Pigeonberry is an attractive perennial that tolerates a good amount of shade and provides necessary food to many birds. Unlike most plants, R. humilis continually blooms throughout the warm season, often bearing fruit and blooming simultaneously.
This small tree is traditionally found north and east of the Brazos River and in rich, bottomland soils. It has a wicked defense system, much like the common Honey Mesquite. It also has an interesting growth pattern, and provides some browse for wildlife in the form of seeds. Otherwise, this tree doesn't add much value to the ecosystem.
There are many great Erigeron species found throughout North America. The form of this Prairie Fleabane is particularly attractive, standing as a solitary landscape soldier. I'm imagining this species planted en masse in a landscape, the flower heads bending in unison with the breeze.
I found this Ironweed in Young County, but here it is again in Collin County with a visiting pollinator.
Asteraceae is one of the largest flora families with plants like Sunflower, Coneflower, and even Dandelion. This Aster species was identified by Thomas Drummond in 1833, a Scottish naturalist who traveled across much of Texas, with special attention paid to the Brazos, Colorado, and Guadalupe Rivers.
The inflorescence of this Bristlegrass is striking, taking the appearance of an Asiatic ornamental like Pennisetum. This shade-loving forb is found west to Arizona and south to San Luis Potosi, Mexico.
Inland Seaoats is a great option for a dry, shade garden. The grass is low maintenance and has very attractive drooping seed heads that gradually turn golden brown in the fall. This species is found throughout much of Texas, typically along and east of Interstate 35.

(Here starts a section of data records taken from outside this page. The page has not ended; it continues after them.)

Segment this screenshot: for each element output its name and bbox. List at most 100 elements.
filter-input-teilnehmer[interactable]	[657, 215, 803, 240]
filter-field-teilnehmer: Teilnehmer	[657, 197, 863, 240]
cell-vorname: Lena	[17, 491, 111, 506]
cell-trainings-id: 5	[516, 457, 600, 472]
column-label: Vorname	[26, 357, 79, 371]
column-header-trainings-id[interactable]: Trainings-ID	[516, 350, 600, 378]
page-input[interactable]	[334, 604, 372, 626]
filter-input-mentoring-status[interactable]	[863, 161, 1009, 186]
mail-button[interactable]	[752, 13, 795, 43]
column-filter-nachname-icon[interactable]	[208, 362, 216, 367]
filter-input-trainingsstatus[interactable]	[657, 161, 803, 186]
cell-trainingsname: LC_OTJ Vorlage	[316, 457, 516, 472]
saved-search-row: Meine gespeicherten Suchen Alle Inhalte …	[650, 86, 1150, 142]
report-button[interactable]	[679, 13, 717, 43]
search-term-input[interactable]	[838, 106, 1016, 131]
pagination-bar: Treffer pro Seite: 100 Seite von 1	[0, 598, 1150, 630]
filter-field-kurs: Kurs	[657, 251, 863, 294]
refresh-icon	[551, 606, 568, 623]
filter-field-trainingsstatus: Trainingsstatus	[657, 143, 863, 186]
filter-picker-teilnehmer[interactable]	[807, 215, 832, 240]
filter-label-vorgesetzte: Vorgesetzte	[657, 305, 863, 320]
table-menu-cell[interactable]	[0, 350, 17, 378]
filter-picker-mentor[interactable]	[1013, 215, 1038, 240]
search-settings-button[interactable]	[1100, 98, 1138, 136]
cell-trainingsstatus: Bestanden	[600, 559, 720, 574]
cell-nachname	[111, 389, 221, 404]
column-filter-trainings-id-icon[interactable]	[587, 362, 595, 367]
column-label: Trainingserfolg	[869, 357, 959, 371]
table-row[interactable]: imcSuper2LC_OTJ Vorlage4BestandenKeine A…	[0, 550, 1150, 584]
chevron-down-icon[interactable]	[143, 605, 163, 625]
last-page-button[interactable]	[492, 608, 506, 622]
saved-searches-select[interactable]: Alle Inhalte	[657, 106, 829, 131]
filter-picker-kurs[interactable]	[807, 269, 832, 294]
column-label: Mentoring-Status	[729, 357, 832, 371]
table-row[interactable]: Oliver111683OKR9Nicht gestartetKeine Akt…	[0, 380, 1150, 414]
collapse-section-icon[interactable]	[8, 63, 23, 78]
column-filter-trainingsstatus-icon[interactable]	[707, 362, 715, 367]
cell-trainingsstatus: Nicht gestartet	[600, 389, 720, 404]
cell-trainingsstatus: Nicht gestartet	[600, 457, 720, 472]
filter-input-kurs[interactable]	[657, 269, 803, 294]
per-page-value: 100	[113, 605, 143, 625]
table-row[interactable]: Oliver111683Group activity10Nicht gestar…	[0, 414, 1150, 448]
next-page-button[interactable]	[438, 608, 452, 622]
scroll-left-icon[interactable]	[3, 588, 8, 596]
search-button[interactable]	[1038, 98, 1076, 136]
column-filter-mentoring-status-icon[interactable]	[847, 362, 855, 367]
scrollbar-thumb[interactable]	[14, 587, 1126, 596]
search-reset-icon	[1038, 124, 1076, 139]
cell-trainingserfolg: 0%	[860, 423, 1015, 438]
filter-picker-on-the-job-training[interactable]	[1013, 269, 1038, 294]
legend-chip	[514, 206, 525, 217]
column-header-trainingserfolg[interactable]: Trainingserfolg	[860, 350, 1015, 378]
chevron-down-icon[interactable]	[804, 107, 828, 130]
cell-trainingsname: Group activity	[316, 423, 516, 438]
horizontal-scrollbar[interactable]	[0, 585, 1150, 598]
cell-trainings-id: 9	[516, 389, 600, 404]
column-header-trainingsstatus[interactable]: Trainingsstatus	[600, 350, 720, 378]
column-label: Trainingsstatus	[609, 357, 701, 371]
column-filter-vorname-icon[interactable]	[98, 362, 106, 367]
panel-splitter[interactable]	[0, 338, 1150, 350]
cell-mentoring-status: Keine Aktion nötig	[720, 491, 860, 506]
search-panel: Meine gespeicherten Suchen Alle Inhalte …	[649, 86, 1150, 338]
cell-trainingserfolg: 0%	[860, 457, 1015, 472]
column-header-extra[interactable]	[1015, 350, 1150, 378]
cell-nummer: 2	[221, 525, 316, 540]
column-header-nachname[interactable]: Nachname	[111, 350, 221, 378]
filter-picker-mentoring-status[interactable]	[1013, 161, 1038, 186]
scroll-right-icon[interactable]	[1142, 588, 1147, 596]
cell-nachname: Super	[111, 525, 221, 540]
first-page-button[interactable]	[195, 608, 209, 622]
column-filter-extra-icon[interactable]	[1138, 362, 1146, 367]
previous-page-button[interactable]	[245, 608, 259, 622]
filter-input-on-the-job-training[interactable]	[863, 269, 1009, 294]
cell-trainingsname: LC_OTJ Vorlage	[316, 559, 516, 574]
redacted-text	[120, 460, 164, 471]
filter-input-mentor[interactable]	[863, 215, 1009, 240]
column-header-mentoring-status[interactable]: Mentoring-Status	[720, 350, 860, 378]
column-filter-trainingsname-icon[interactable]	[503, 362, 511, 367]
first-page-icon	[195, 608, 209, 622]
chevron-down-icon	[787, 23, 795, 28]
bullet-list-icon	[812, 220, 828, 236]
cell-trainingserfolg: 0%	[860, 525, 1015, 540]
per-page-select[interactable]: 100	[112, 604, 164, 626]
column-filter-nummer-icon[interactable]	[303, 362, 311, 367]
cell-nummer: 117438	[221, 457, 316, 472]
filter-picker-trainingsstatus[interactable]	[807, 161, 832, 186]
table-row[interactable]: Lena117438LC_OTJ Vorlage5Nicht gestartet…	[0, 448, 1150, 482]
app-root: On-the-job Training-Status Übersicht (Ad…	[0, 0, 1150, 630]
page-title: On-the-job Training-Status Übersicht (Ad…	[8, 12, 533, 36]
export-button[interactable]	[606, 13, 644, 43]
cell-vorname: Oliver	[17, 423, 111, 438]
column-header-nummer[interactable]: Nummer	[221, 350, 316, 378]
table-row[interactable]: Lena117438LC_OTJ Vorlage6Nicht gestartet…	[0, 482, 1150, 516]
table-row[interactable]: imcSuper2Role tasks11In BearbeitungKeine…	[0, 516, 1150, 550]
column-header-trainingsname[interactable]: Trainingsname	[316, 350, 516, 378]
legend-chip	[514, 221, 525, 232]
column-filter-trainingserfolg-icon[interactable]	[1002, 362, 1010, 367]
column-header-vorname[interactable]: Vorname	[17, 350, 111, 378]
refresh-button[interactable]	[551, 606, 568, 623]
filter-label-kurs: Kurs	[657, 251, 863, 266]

This variety of Texas native Prickly Pear was originally discovered in South Texas, but has been readily adapted to landscape applications. Being out of its native range, this specimen is undoubtedly a leftover of a former homestead. Pictured above are nymphs of Cactus Coreid, a bug that sucks nutrients from the pads of the Prickly Pear, leaving behind the discolored blotches. Traditionally, they do not have an impact on the cactus.
I am not well-versed in mushroom identification, but this was found on a decomposing log in a woodland section of the nature preserve.
Here is another graceful native Grama. Bouteloua gracilis is found from the Great Plains to the Rockies and doesn't get much over 12 inches tall. The seedheads resemble hairy caterpillars that attach to the stem horizontally.
During this time of year, one has to appreciate the spent blooms of recent grandeur. This Basketflower resembles a lion's tail with its tiny hairs. Underneath these "hairs" are small, black seeds, ready to be dispersed for next year's crop. I also found this plant in Mason County.
Scabiosa is native to the Mediterranean and has been found in a few pockets around the US. One of these pockets is in northeast Texas. Where this species becomes established, it tends to choke out native vegetation and creates monocultures, hence its invasive status.
I find the spent inflorescence of Yellowstar more interesting than the yellow, five-petaled flower that becomes a bit generic during the spring. This species is found throughout Texas and southern Oklahoma. I have documented this plant in Travis County.
To my surprise, there were two cemeteries located in this nature preserve. Above is the Texas historical marker detailing the local history. Below are the graves of Jacob Routh and Robert Campbell, important pioneers to this area. The burden of maintaining these cemeteries has fallen to the families of the interred.